The Court has the plenary power to discipline erring lawyers. In the exercise of its sound judicial discretion, it may to impose a less severe punishment if such penalty would achieve the desired end of reforming the errant lawyer.[43] In light of the foregoing discussion, the Court deems that a penalty of suspension from the practice of law for three (3) months is sufficient and commensurate with respondent's infractions.[44]

As a final note, the Court stresses that a lawyer's primary duty is to assist the courts in the administration of justice. Any conduct that tends to delay, impede, or obstruct the administration of justice contravenes this obligation.[45] Indeed, a lawyer must champion his client's cause with competence and diligence, but he cannot invoke this as an excuse for his failure to exhibit courtesy and fairness to his fellow lawyers and to respect legal processes designed to afford due process to all stakeholders.

WHEREFORE, respondent Atty. Rolando V. Zubiri (respondent) is found GUILTY of violating Canon 1, Canon 8, and Rule 10.03, Canon 10 of the Code of Professional Responsibility. Accordingly, he is SUSPENDED from the practice of law for three (3) months effective from the finality of this Decision, and is STERNLY WARNED that a repetition of the same or similar act shall be dealt with more severely.

Let a copy of this Decision be furnished to the Office of the Bar Confidant, to be attached to respondent's personal record as a member of the Bar. Furthermore, let copies of the same be served on the Integrated Bar of the Philippines and the Office of the Court Administrator, which is directed to circulate them to all courts in the country for their information and guidance.

SO ORDERED.

Sereno, C.J., (Chairperson), Leonardo-De Castro, Del Castillo, and Caguioa, JJ., concur.


[1] Rollo, pp. 2-13.

[2] See id. at 5-6.

[3] Id. at 14-16. Penned by Presiding Judge Gay Marie F. Lubigan-Rafael.
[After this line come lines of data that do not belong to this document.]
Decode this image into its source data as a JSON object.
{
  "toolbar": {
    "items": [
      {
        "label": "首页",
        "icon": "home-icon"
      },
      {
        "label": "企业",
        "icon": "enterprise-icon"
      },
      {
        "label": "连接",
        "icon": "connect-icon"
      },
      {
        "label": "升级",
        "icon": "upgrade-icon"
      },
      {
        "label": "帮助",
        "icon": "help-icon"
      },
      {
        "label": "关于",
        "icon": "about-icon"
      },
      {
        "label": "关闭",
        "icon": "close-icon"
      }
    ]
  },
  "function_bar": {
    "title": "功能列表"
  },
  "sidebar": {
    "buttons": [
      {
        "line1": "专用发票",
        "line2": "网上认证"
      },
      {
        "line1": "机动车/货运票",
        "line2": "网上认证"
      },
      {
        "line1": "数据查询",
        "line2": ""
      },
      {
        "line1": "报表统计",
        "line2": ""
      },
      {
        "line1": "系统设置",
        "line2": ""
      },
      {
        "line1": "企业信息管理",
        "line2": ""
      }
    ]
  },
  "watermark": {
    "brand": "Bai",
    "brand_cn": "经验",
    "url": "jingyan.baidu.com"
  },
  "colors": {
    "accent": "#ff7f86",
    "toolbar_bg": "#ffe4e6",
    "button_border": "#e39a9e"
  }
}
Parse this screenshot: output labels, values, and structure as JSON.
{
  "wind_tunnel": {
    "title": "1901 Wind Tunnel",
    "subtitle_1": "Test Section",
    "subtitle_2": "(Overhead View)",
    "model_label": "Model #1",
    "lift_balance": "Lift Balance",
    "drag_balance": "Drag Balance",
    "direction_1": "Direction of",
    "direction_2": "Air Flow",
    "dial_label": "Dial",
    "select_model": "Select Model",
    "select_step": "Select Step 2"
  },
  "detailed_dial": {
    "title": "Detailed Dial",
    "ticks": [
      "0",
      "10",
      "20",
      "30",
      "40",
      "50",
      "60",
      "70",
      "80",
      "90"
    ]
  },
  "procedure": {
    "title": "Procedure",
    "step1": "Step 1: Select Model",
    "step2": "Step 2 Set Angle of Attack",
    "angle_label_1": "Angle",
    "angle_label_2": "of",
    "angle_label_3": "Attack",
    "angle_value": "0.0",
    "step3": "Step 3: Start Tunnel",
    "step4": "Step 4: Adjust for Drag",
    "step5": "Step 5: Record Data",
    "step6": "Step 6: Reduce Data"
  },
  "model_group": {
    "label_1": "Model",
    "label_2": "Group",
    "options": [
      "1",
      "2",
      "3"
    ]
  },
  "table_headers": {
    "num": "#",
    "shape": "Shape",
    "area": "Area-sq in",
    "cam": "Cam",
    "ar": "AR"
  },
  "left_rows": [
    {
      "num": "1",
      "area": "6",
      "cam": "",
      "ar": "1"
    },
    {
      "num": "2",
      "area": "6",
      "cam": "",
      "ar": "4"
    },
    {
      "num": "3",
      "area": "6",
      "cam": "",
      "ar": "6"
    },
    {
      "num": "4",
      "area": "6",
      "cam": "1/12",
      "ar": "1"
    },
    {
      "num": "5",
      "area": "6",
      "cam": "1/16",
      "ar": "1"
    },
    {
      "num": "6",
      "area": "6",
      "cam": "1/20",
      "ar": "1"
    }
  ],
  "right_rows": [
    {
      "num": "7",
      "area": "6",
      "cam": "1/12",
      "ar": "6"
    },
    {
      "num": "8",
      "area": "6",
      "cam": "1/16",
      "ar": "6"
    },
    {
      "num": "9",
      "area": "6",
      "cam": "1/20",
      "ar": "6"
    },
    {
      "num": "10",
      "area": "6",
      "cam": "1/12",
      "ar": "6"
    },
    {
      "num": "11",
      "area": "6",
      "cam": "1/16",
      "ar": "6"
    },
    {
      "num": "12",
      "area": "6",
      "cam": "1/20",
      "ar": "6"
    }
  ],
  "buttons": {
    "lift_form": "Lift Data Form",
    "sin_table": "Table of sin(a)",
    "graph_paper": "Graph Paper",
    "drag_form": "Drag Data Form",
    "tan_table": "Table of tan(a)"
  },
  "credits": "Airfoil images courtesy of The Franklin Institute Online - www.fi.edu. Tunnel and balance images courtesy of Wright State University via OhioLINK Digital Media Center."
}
[4] Section 11(b), Rule 14 of A.M. No. 07-4-15-SC states:

Section 11. Execution pending appeal. - x x x.

(b) If the court grants an execution pending appeal, an aggrieved party shall have twenty working days from notice of the special order within which to secure a restraining order or status quo order from the Supreme Court or the Commission on Elections. The corresponding writ of execution shall issue after twenty days, if no restraining order or status quo order is issued. During such period, the writ of execution pending appeal shall be stayed. (Underscoring supplied)

[5] Rollo, p. 15

[6] See Petition for Certiorari (with a Most Urgent Prayer for the Issuance of a Writ of Preliminary Injunction and/or Temporary Restraining Order) dated January 31, 2014; id. at 17-63.

[7] See id. at 61.

[8] Id. at 66-67. Signed by Presiding Commissioner Lucenito N. Tagle.

[9] See id. at 66.

[10] Id. at 68-69.

[11] Id. at 68.

[12] See Urgent Ex-Parte Manifestation dated February 12, 2014 (id. at 70-72, pages are inadvertently misarranged); undated 2nd Urgent Ex-Parte Manifestation (id. at 75-76); 3rd Urgent Manifestation dated February 18, 2014 (id. at 79-80); 4th Very Urgent Ex-Parte Manifestation/ Rejoinder dated February 24, 2014 (id. at 81-84, pages are inadvertently misarranged); and 5th Very Urgent Ex-Parte Manifestation dated February 12, 2014 (id. at 85-87).

[13] See id. at 7.

[14] Respondent alleged that based on Administrative Circular No. 2-99 dated January 15, 1999, all RTC Executive Judges shall remain on duty on Saturday mornings. See id. at 72.

[15] See id. at 75-76, 79-80, 81-84, and 85-87.

[16] See id. at 6-7.

[17] See id. at 8-9.

[18] See id. at 3-4 and 9-12.

[19] Dated June 30, 2014. Id. at 109-124.

[20] See id. at 112-113.

[21] See id. at 115.

[22] See id. at 115-119.

[23] See id. 119-122.

[24] Id. at 234-235. Signed by Commissioner Arsenio P. Adriano.

[25] Id. at 235.

[26] See id. at 234-235.

[27] See Notice of Resolution in Resolution No. XXI-2014-933 signed by National Secretary Nasser A. Marohomsalic; id. at 233, including dorsal portion.

[28] See motion for reconsideration dated October 12, 2015; id. at 236-251.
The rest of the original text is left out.